На пустыре к нему подошли два черноволосых бандита с лицами дирижера Мариинского театра и молча сняли с деда его брезентовую жилетку с уймой карманов. Иван Степанович так и подумал, что близнецы - дирижеры подрабатывают между кантатами, ведь кто же будет  грабить стариков, если ты получаешь прилично.

 Это если уже мужиков до ручки довели и им не с чем  идти домой.  Дед бы и поделился с дирижерами, коль попросили бы, дело понятное, но так? Блокадник вспылил и крикнул вдогонку дирижерам, что грешно, не совсем людям, тем более, не совсем белым,  особенно пониже спины , так издеваться над православными пенсионерами.

 Два дирижера немедленно развернулись, подошли к деду, развернули его передом к Невскому, а задом к пустырю, и дали таких два синхронных пенделя, что дед вылетел на проспект, чуть не попав под автобус.

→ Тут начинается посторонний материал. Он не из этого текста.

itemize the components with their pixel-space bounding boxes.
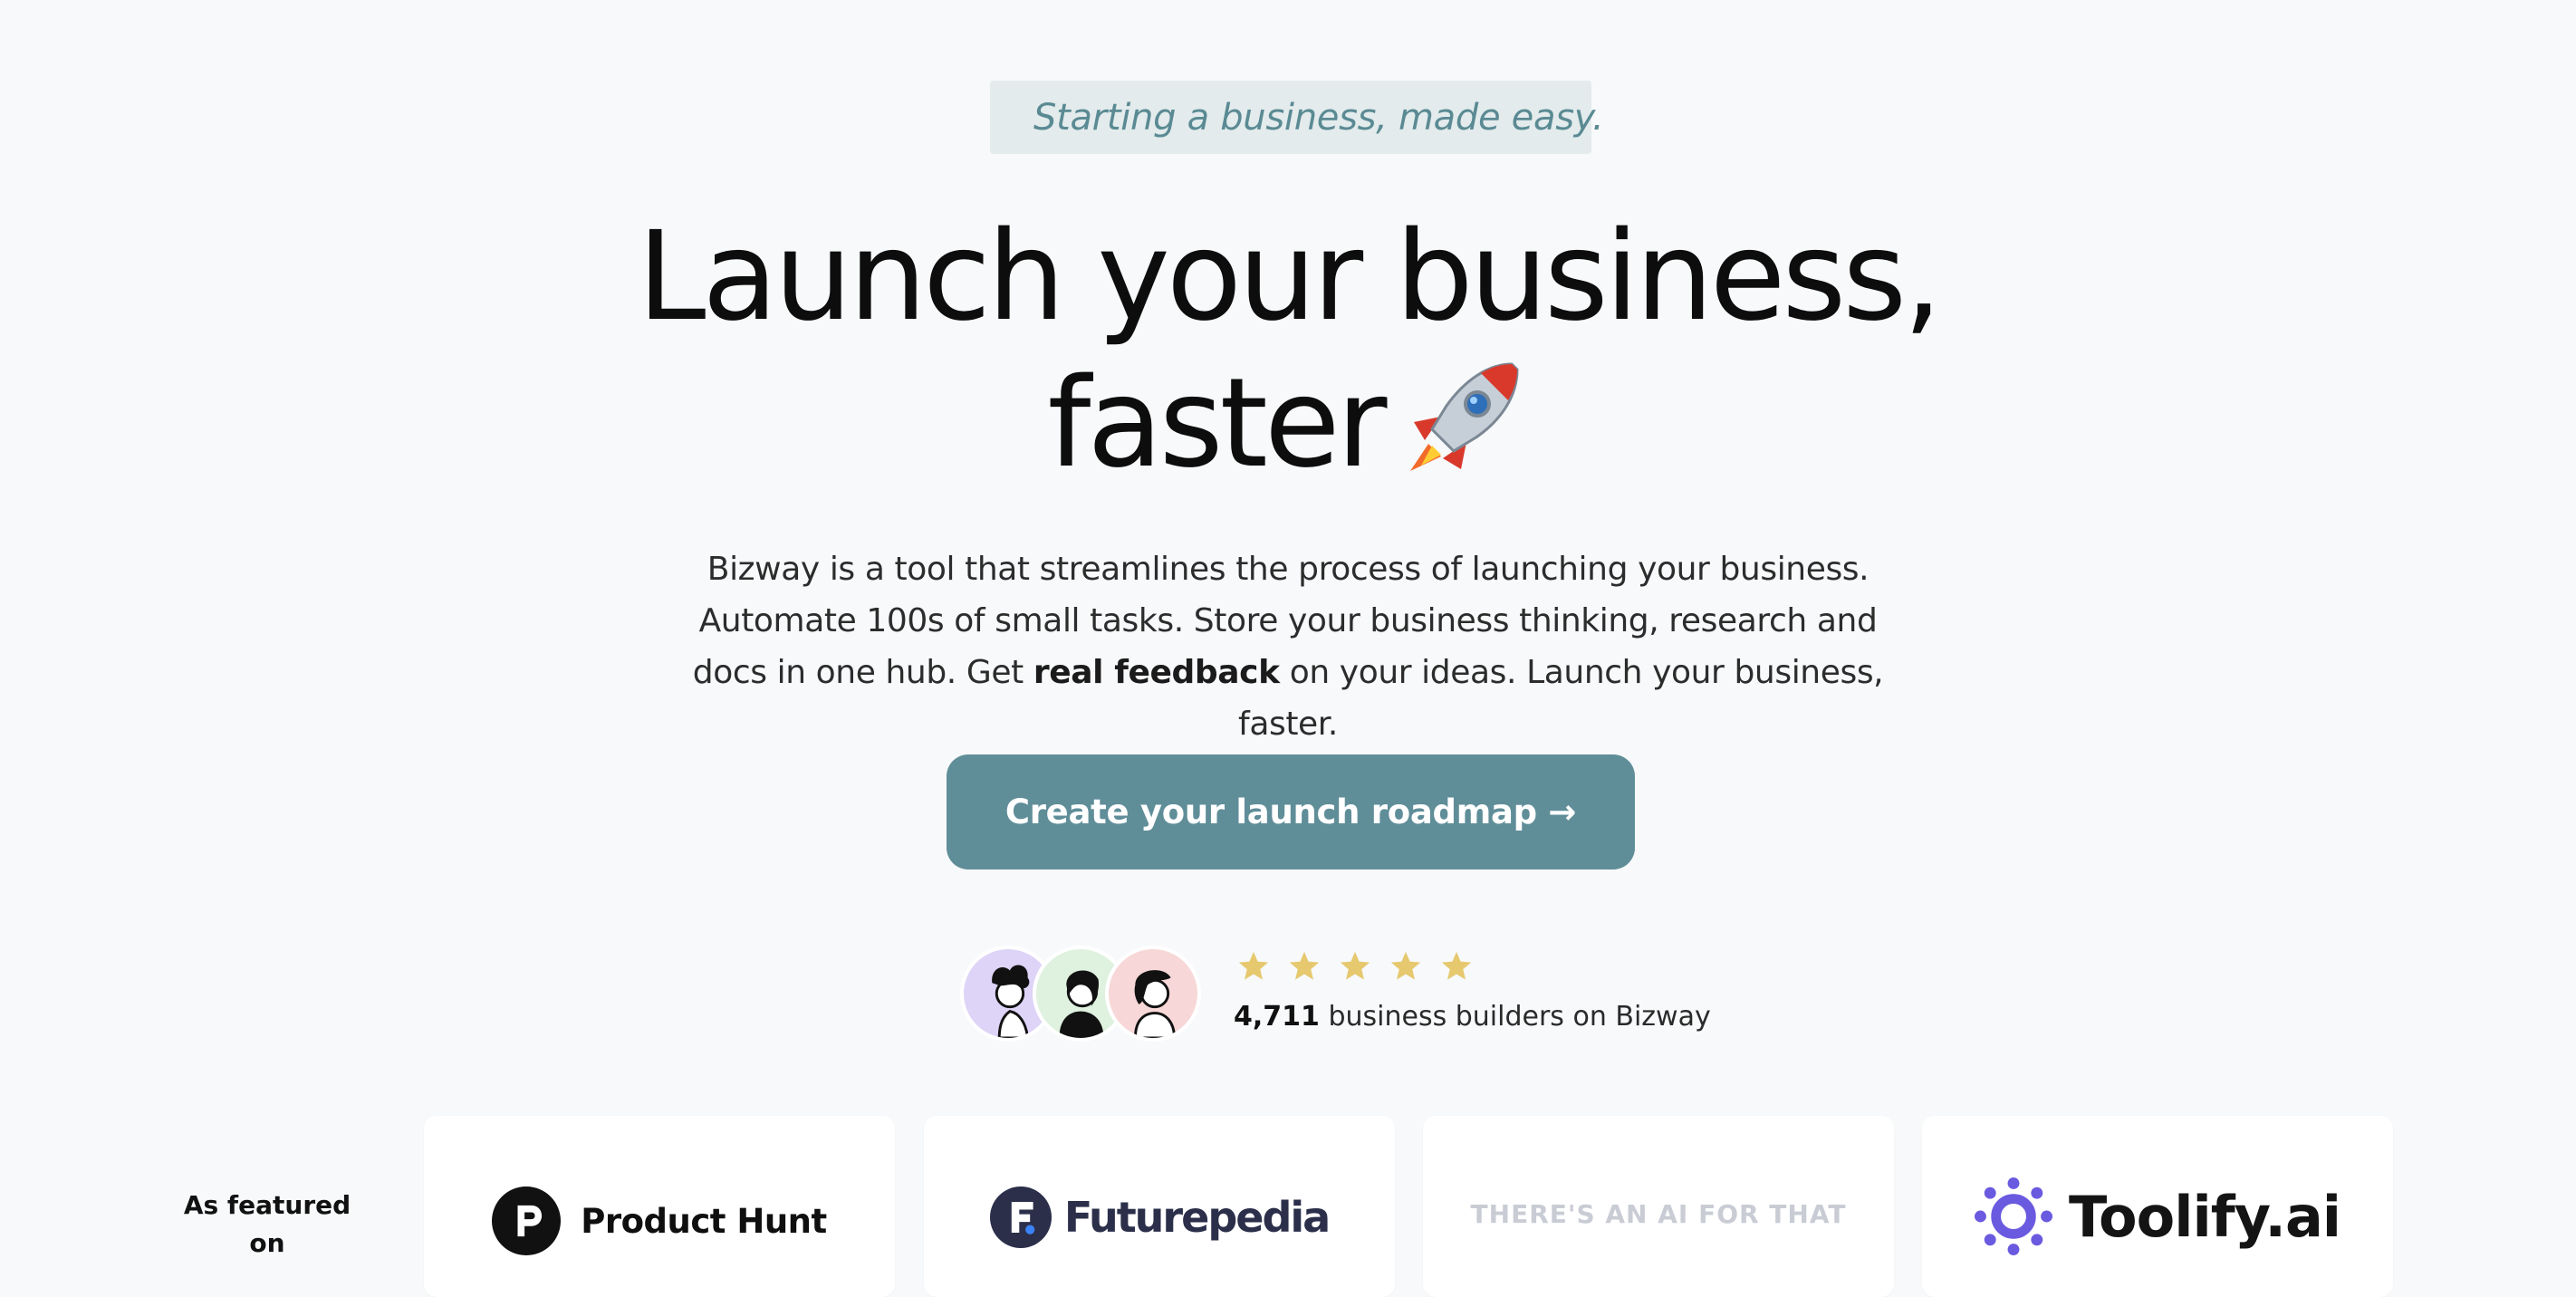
- create-roadmap-button[interactable]: Create your launch roadmap →: [947, 754, 1635, 869]
- futurepedia-label: Futurepedia: [1063, 1193, 1331, 1242]
- tagline-badge: Starting a business, made easy.: [990, 81, 1604, 154]
- page-title: Launch your business, faster: [0, 204, 2576, 508]
- headline-line-2: faster: [0, 351, 2576, 508]
- avatar: [1105, 946, 1201, 1042]
- aiforthat-label: THERE'S AN AI FOR THAT: [1470, 1199, 1847, 1229]
- featured-card-futurepedia[interactable]: Futurepedia: [924, 1116, 1395, 1297]
- tagline-text: Starting a business, made easy.: [1033, 96, 1604, 139]
- featured-card-product-hunt[interactable]: Product Hunt: [424, 1116, 895, 1297]
- star-icon: [1289, 951, 1320, 980]
- featured-label: As featured on: [183, 1190, 351, 1258]
- headline-line-1: Launch your business,: [637, 206, 1943, 349]
- builders-count-text: 4,711 business builders on Bizway: [1234, 1001, 1711, 1033]
- star-icon: [1340, 951, 1370, 980]
- toolify-label: Toolify.ai: [2068, 1183, 2341, 1250]
- star-icon: [1441, 951, 1472, 980]
- rocket-emoji-icon: [1401, 357, 1528, 508]
- avatar-group: [960, 946, 1205, 1047]
- star-icon: [1390, 951, 1421, 980]
- product-hunt-label: Product Hunt: [581, 1201, 827, 1241]
- hero-description: Bizway is a tool that streamlines the pr…: [672, 543, 1904, 750]
- description-part-2: on your ideas. Launch your business, fas…: [1238, 654, 1884, 743]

 Потом ему  пришлось до вечера просидеть в бочке с водой, отмачивая сраку. Встреча с просветителями стоила ему всей пенсии, дешевого планшета, с забитыми туда кроссвордами, старенького кнопочного телефона, подарка внука на день рождения и старенькой расчески без зубьев в середине.

 Когда боль прошла, дед пошел к участковому и рассказал тому о своем горе, не забыв дать те же точные характеристики. Веселый черноволосый участковый участливо выслушал, потом позвал двух помощников, с ушами, похожими на пельмени, те вывели деда из подвала и дали таких синхронных пенделей, что дед просидел на пустыре   в бочке уже неделю. Там его нашел местный кандидат в депутаты Карапетов,
 представлявший партию “Русская надежда” и отвел к себе в штаб.

 Все помещение было увешано рунами, перевернутыми свастиками, портретами Сталина и маршала Баграмяна. Выслушав историю деда, Карапетов настоятельно рекомендовал идти  к начальнику милиции Магомедову, дельному и честнейшему русскому человеку, который во всем разберется.

Наутро Иван Степанович надел белое исподнее белье, лучший костюм и уже в 8-00 докладывал Магомедову об обиде. Как только он дал исчерпывающую характеристику бандитам, включая личные наблюдения и личную оценку внешних данных, Магомедов закашлялся, потом позвонил куда-то. В комнату вошли мрачные монобровые коренастые крепыши, вывели деда через  служебный выход и отвесили таких прощальных пендюлей, что тому уже пришлось сидеть в ведре с водой  у депутата Карапетова месяц, от тоски рассматривая руны и свастики.

 Но Карапетов не унимался, говоря, что любой русский в своей стране имеет право на честное расследование и, что пенсионер просто обязан бежать к прокуратуру, а именно, к прокурору Казбекову, герою России и просто честнейшему человеку.

Отмочив сраку, высушив и одев белое белье, отгладив костюм и зашив брюки сзади, Иван Степанович отправился на прием, благо Карапетов,  заботясь о правах русских, записал его.

Прокурор вежливо выслушал деда, но ровно на том же месте зачерствел лицом и вызвал уже военных в бронежилетах и с автоматами. Прощальные пендюля военных, обутых в чудовищные ботинки, похожие на ракеты, родили в Иване Степановиче твердую мысль, что нет вообще ничего на этом свете, что стоило бы такого чудовищного ощущения.

Дед вернулся домой, перестал есть, и его внук, стараясь как-то помочь деду, записал его  на прием к психиатру.

Сеансы шли вяло, дедушка почти ни на что не реагировал, только однажды оживился, увидев в окне предвыборный плакат лидера партии “Союз бизнесменов Кавказа” Эвтоназия Карапетяна, долго тыкал в него пальцем, а потом замолк и больше  не разговаривал.